Aten’t dead

Image from http://knowyourmeme.com/photos/1028345-game-of-thronesCor, nearly a year since I last did any kind of blog post. A record, and not a good one.

So here’s an update. I’m still here and I’m still writing. Since the last post we’ve moved house twice. We moved into rented accommodation so that our old building could be rebuilt and made safe for habitation – and therefore, the buyer who had just agreed to buy the place when we discovered the need for the work could finally get a mortgage. It took 18 months from her first expression of interest to the sale going through, but she hung on. Then, with lots of lovely cash in the bank, we bought a new place. Frankly it was all frazzling enough even with the security of renting somewhere in between, and how people manage to sell, buy and move all on the same day without an interim lifeboat is beyond me.

The reason for the lack of bloggery is of course Facebook. Facebook brilliantly supplanted the blogging industry with its microblogging newsfeed, and then made it unsearchable and so randomised that at best what you’ve written will vanish into the ether, never to be seen again; and at worst will never be seen at all because its algorithms don’t find it interesting enough to tell other people about. And I have fallen into the trap, like millions of others, and don’t really have the strength of will to get out of it again.

I still manage my monthly post for More than Writers, though.

After Facebook and my lack of willpower, the biggest culprit is the day job. I’m writing full time, lots of words every day, and just can’t muster the energy to be creative and witty and bloggy at the end of it. I could maybe try harder at being creative and witty and bloggy at the start of it, of course, which is what I’m doing now. I have contracted work and wordcounts to keep me busy until late 2018, which is nice, and I always welcome more. For this month only I’m on a writing deathmarch, as having agreed to write something in two months, deadline end of November, I was then asked if please, please, pretty please, is there any possible way at all you could do it by the end of October? If you knock a month off a six month deadline then that’s irritating, but if you knock it off a two month deadline then you’re reducing the writing time by 50%. I could have said no but frankly I’m interested to see if I can do it. And if it’s any good at the end.
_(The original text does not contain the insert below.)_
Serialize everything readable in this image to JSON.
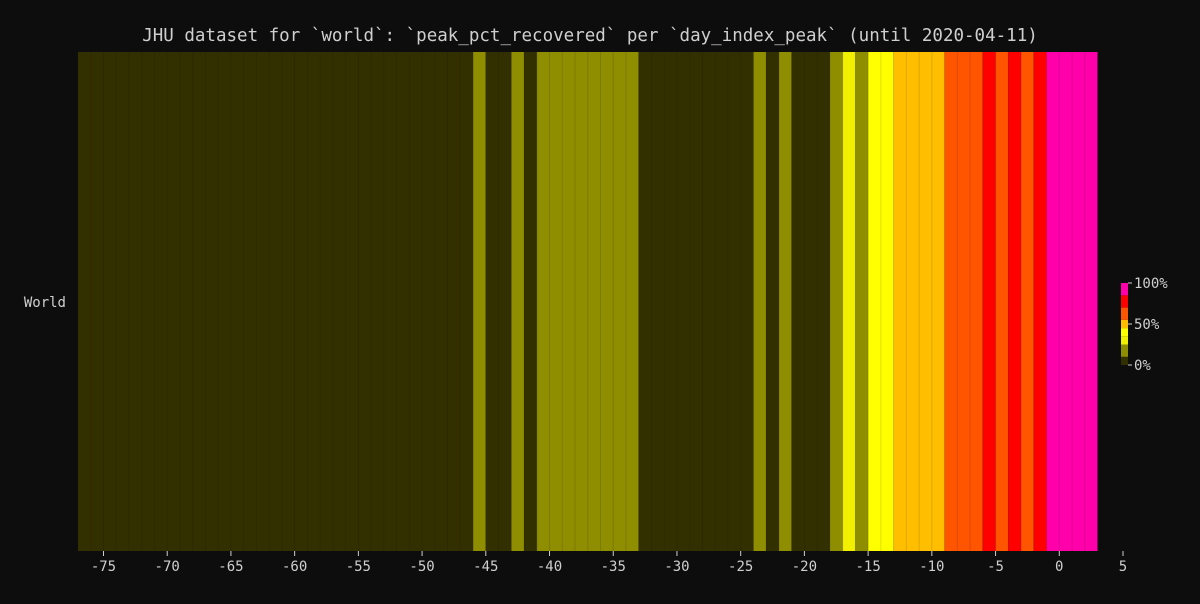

I’ll be at the Sutton Courtenay Day of Books this weekend, opening the proceedings with a talk on ‘A writer’s path’. There’s no such thing as a typical writer’s path, but I’ll describe mine: how my career developed, with especial attention to how the unexpected or sheer strokes of luck can play a part. I’ll make occasional digressions into how the writing business actually works, and hopefully be informative and instructive. If time permits (and it probably will) then I’ll give a reading and take questions at the end.

More on this when the publisher produces some publicity material that I can share, but David Fickling Books is publishing a series of biographies, in the style of Horrible Histories, but better, of famous people like Emmeline Pankhurst and Amelia Earhart and Elon Musk. I’m doing Ada Lovelace, who was an amazing woman and has been a fascinating subject to research. I’ll send the manuscript in next month.

And then there’s stuff of my own, always bubbling at the back of my mind, never with quite enough time to get down and get cracking on.

And for now, back to the day job. See you again, hopefully before October 2018.